Assieme ai giovani di cui stiamo parlando, gli anziani sono stati sicuramente i più colpiti dalla pandemia. Nembro ha visto in pochi giorni morire nonne e nonni che i loro nipoti non hanno potuto nemmeno salutare per un’ultima volta. Siamo consapevoli, dopo la pandemia, che dobbiamo avere maggiore cura per queste categorie, le persone più fragili, quelle che a volte Papa Francesco definisce le “due ali”, i due estremi della nostra società?

Da questo punto di vista non sono così convinto che abbiamo imparato la lezione, perché poi la vita è ripresa in maniera molto frenetica: per assurdo, dopo la pandemia non siamo stati più attenti, non ci sono stati più servizi, la sanità non è stata migliore rispetto a prima. Molto spesso ci si è trovati con meno attenzione, con meno disponibilità, con meno servizi. Forse da questo punto di vista c’è ancora molta strada da fare. La fragilità, non abbiamo forse così tanto imparato a tenerla in considerazione come una priorità assoluta, come un bisogno di cura. Purtroppo, lì abbiamo contato tanti morti, c’è stata una pressione molto forte dovuta alla lotta quotidiana per la sopravvivenza. Poi però tutto questo è rimasto lì, un po’ solo come un ricordo. C’è bisogno di riprenderlo in mano, questo ricordo, per fare delle scelte.

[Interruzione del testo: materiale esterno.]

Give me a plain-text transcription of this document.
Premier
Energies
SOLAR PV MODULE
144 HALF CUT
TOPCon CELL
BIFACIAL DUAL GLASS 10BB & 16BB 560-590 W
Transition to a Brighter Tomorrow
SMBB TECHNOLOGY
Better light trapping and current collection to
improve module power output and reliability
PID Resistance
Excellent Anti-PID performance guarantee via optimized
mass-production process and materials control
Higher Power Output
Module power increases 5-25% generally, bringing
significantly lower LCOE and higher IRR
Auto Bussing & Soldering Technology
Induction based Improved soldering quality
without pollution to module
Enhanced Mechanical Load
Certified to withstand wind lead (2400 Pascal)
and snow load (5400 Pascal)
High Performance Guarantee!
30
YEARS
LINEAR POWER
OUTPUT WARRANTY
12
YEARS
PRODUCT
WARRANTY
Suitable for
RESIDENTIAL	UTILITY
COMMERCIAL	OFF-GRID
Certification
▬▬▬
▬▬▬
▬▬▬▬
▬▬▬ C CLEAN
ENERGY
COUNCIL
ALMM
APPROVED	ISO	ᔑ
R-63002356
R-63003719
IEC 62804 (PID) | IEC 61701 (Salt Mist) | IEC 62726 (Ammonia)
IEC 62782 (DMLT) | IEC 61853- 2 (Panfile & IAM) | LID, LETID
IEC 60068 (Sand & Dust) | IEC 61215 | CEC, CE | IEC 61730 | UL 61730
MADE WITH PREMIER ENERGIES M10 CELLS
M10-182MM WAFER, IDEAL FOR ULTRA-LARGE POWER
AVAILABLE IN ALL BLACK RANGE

Nessuno vorrebbe più rivivere un’esperienza come quella causata dal covid-19: la solitudine, l’isolamento, la paura. Lei cosa si augura pensando al domani, al futuro della sua comunità che ha così sofferto a causa della pandemia, ma che ha avuto anche la capacità di riprendersi, di rinnovarsi come ci ha raccontato in questa intervista?

I drammi vissuti, l’isolamento, la mancanza di libertà, sono tutte situazioni che speriamo non si ripresentino più. È fondamentale non solo ricordare ma anche rielaborare, far diventare quella che è stata un’esperienza per tanti aspetti traumatizzante, per altri molto nobile per tutto quel che di bene si è speso, far diventare questa esperienza una vera e propria sapienza. C’è bisogno di fare memoria, una memoria che sappia portare a razionalità le grandi sfide, anche le grandi risorse messe in atto. C’è bisogno di capire quali sono i processi che hanno reso una comunità unita, capace di aiutare gli altri, capace di generare iniziative, di attrarre energie anche in un momento in cui tutti erano intimoriti e avevano la preoccupazione di capire che cosa fosse giusto, opportuno e possibile. Credo che la comunità abbia bisogno di ricordare, ripensare, far tesoro — questo certamente sì — per tenere unito un cammino, non lasciare solamente l’esperienza del covid come un’isola abbandonata in mezzo all’oceano. Quell’esperienza è come il pezzo di un cammino che, se lo assecondiamo a dovere, può davvero aiutarci a diventare migliori.